Große Teile Amerikas hassen Hillary Clinton, seit Jahrzehnten haben republikanische Politiker und ultrarechte Medien diesen Hass geschürt. Es war leicht für sie, denn Clinton ist schon ihr Leben lang Politikerin und stand deshalb pausenlos in der Öffentlichkeit. Da passieren Fehler - und auch die Fehler ihres Ehemanns wurden ihr stets zugerechnet. Korruption, Interessenskonflikte, E-Mail-Server, immer wieder tauchten neue Clinton-Skandale auf, wurden ausgiebig untersucht und dann verworfen. Aber etwas blieb hängen. Und Clinton konnte sich nicht so gut verteidigen wie der unterhaltsame, laute Trump.

Clinton setzte auf Fakten und Pläne, nicht darauf, dass die Massen sie liebten wie ihren Mann, wie Barack Obama - und wie Trump. "Die Leute sagen, ich bin langweilig im Vergleich zu Donald", scherzte Clinton kurz vor der Wahl. "Aber ich bin überhaupt nicht langweilig. Ich bin Mittelpunkt jeder Party, zu der ich gehe - ich war bei drei."

Clinton machte die Erfahrung, die viele Frauen kennen: Sie können es einfach nicht richtig machen. Beim untreuen Mann bleiben oder ihn verlassen? Beides falsch. Sie sind zu laut, zu schrill, zu ehrgeizig - oder zu schwach, zu weich, zu langweilig. Sie sollen mehr lächeln, aber bitte nicht zu viel und nicht das falsche Lächeln. Clinton wurde stets vorgeworfen, sie sei roboterhaft, steif, unnahbar, unterkühlt, nicht authentisch.

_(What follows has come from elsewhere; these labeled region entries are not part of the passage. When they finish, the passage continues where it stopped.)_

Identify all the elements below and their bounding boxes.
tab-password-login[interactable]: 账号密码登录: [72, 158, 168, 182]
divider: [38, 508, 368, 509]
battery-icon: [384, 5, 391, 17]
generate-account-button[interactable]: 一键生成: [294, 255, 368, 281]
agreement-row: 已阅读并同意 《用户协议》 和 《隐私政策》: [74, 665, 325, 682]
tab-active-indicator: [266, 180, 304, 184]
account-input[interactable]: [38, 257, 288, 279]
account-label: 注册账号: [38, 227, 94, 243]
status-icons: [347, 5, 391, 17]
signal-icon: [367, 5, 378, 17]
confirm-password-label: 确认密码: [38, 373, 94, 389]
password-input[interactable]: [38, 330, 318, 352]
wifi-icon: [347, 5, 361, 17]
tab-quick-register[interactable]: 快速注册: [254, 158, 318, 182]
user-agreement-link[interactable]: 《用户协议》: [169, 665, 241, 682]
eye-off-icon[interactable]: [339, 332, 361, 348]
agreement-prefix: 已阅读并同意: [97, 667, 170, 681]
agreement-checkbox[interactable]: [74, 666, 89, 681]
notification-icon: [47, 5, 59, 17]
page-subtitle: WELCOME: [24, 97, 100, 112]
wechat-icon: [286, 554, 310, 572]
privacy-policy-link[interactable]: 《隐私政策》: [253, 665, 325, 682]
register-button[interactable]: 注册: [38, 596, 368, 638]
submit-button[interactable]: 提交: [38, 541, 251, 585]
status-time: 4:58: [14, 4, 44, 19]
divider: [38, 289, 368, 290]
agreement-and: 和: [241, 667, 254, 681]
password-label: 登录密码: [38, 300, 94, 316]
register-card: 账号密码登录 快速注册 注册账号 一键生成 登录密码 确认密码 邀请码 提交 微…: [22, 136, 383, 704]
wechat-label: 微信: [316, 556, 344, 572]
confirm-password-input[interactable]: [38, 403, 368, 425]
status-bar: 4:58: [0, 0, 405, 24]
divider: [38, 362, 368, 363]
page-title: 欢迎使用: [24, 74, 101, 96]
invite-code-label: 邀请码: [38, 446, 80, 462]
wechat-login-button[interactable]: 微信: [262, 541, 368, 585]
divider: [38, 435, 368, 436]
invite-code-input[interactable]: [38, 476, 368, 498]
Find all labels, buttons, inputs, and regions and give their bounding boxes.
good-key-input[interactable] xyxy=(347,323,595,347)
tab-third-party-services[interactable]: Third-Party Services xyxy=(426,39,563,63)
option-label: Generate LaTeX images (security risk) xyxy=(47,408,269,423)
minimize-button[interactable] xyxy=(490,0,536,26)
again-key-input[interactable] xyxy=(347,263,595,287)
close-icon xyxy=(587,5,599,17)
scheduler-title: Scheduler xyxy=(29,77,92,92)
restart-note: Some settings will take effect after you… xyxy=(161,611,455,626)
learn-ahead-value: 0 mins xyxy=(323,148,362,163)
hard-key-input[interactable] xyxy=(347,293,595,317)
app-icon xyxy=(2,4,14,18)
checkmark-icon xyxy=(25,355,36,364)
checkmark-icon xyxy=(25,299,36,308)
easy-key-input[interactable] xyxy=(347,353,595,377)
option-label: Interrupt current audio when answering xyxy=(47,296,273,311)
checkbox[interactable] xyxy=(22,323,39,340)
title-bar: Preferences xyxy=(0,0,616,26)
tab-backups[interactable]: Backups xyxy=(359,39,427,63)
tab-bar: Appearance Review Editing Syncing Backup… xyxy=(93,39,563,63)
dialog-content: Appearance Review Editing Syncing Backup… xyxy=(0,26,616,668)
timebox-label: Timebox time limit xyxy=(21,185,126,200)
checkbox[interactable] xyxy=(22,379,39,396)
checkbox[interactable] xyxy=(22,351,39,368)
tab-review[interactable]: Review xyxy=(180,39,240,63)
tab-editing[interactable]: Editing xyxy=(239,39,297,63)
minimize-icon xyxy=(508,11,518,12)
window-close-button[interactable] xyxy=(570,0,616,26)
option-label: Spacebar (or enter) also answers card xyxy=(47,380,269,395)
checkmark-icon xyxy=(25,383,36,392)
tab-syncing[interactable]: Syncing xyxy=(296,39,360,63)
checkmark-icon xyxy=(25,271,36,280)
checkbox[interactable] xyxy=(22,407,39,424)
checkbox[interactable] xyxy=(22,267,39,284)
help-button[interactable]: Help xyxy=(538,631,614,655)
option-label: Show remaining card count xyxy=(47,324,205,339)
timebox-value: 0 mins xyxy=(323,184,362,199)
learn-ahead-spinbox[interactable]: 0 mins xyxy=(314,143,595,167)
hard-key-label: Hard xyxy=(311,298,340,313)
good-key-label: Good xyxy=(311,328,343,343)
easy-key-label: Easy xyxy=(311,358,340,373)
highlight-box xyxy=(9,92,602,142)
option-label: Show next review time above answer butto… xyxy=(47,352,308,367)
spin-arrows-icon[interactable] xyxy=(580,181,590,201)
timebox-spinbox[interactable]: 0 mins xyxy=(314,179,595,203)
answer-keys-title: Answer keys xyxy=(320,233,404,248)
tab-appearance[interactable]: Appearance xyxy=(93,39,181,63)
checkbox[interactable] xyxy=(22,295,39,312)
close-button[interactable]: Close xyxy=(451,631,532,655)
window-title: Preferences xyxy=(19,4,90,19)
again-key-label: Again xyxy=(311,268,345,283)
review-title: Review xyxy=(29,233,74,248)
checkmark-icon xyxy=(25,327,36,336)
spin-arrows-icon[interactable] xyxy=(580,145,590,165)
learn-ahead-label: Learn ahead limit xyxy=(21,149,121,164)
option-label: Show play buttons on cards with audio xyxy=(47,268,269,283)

Feministin ist nach wie vor ein Schimpfwort

Frauen sind in der amerikanischen Politik extrem unterrepräsentiert, extremer als in den meisten anderen Ländern der Welt. Circa 19 Prozent der Kongressabgeordneten und weniger als ein Viertel aller Parlamentarier auf Länderebene sind Frauen. Nur sechs von 50 Gouverneuren sind Frauen. 100 Prozent aller Präsidenten waren Männer. Und doch gab es in all den Artikeln und Umfragen vor der Wahl kaum jemanden, der offen sagte, dass er oder sie nicht für Clinton stimmen würde, weil sie eine Frau ist. Allerdings gibt es ebenfalls nur eine kleine Zahl Frauen, die Clinton wählen wollten, weil sie eine Frau ist.

Die Solidarität unter Frauen ist nicht sehr groß, Feministin ist für viele Amerikanerinnen ein Schimpfwort, es gibt deutlich mehr Brüderlichkeit als Schwesterlichkeit.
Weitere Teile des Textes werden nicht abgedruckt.